Bangladesh's textile growth engine is shifting from garment assembly to upstream yarn manufacturing, but this transition faces policy bottlenecks. The Bangladesh Textile Mills Association (BTMA) has proposed four core demands in the FY2026-27 budget proposal, directly targeting the competitiveness issues in the primary textile sector.
Policy Demands: Cost Reduction and Incentives
The four measures BTMA advocates focus on cost and policy aspects. First, further reduction of import duties on raw materials such as man-made fibers and cotton yarn—about 70% of raw materials for local yarn mills rely on imports, and high tariffs directly inflate production costs. Second, lowering manufacturing loan interest rates, currently ranging between 10% and 12%, higher than competitors like India and Vietnam. Third, stable subsidies for natural gas and electricity—energy accounts for over 25% of total yarn production costs, and price volatility squeezes margins. Fourth, adjusting export incentives by raising cash subsidies from the current 4% to 6% to offset international price competition.
Industry Context: Upgrading from Garments to Fabrics
Bangladesh is the world's second-largest garment exporter, but its self-sufficiency rate for upstream yarn and fabric is only about 40%, with high-end fabrics still imported from China and India. BTMA's budget demands reflect a strategic vertical integration—by lowering upstream manufacturing costs, encouraging local investment in spinning and weaving capacity, and reducing dependence on imported fabrics. Success would enhance Bangladesh's bargaining power in RCEP and EU markets.

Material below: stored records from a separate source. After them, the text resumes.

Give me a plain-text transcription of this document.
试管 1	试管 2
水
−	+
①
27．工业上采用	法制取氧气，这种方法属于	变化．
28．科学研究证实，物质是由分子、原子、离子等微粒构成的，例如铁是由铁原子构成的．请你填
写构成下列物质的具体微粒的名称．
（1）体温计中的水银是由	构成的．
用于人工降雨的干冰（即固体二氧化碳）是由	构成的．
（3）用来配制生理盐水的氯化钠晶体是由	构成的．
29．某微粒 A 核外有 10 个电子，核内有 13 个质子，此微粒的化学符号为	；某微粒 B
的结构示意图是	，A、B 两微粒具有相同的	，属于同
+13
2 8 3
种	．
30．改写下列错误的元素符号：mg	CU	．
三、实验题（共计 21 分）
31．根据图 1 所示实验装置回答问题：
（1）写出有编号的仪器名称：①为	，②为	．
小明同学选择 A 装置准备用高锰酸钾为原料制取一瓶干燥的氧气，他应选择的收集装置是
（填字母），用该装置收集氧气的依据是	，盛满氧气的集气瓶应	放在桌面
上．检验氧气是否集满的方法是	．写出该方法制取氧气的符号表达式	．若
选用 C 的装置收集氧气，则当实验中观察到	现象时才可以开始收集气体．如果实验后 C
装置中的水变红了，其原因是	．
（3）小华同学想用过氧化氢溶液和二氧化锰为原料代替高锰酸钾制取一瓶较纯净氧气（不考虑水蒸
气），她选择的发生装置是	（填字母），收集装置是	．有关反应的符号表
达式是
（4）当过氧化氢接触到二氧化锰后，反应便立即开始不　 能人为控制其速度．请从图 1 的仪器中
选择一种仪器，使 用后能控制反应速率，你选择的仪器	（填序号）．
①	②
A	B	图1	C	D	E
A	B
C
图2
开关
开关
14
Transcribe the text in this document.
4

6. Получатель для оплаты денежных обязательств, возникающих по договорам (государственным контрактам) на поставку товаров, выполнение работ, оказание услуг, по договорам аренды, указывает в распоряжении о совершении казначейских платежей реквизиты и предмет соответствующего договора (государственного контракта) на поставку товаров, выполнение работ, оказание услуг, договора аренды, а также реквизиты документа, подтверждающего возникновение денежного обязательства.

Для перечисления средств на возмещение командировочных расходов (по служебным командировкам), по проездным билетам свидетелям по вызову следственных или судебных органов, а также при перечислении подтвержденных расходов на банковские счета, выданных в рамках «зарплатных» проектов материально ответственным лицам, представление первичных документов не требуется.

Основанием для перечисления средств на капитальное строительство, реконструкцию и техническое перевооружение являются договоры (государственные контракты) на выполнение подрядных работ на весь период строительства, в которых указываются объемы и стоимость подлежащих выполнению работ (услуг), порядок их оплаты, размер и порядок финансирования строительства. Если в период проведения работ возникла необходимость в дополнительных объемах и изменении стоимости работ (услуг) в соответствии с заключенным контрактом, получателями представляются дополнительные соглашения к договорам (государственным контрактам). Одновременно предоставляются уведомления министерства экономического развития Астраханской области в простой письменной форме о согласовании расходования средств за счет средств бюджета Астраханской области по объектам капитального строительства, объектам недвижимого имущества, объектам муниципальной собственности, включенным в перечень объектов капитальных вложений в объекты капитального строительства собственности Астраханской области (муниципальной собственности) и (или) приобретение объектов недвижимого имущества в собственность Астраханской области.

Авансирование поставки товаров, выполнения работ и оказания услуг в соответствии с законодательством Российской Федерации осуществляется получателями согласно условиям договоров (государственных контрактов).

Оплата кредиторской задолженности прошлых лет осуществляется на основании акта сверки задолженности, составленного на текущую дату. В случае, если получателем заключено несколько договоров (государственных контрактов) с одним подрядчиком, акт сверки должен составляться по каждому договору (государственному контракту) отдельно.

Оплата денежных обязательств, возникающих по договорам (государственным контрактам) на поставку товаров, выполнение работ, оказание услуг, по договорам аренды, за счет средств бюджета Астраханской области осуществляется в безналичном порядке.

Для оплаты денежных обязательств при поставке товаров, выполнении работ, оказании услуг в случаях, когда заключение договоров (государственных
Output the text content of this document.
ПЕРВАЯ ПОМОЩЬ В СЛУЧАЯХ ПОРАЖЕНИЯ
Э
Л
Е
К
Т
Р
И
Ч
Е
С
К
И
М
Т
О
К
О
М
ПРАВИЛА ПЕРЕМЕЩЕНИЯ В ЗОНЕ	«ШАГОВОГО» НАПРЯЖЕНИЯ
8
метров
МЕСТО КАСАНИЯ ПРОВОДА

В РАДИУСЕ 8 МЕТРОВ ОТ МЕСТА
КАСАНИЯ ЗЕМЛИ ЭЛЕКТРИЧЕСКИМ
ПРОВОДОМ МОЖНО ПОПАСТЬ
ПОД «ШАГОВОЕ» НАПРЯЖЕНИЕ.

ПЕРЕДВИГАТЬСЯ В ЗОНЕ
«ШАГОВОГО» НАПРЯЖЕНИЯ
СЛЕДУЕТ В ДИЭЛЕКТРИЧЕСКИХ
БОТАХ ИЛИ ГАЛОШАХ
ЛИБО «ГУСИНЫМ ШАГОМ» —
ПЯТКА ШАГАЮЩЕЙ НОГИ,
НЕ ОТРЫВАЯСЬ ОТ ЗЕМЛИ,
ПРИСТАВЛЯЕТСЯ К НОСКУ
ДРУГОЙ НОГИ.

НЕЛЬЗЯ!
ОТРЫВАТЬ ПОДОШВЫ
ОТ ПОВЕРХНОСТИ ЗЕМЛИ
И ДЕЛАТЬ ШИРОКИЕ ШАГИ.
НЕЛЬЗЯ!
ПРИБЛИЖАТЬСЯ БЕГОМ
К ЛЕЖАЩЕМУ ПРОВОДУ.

Regional Competition: Reshaping South Asian Textile Landscape
Bangladesh's upstream policy adjustments will directly impact India, Pakistan, and China in the yarn market. Indian cotton yarn exporters are already feeling pressure—if Bangladesh cuts local yarn prices by 5%-8% through tariff reductions, it could capture about 15% of India's EU market share. Meanwhile, Vietnam and Indonesia are also grabbing high-end fabric market share through free trade agreements. Bangladesh's moves will accelerate the reshuffling of the South and Southeast Asian textile supply chain.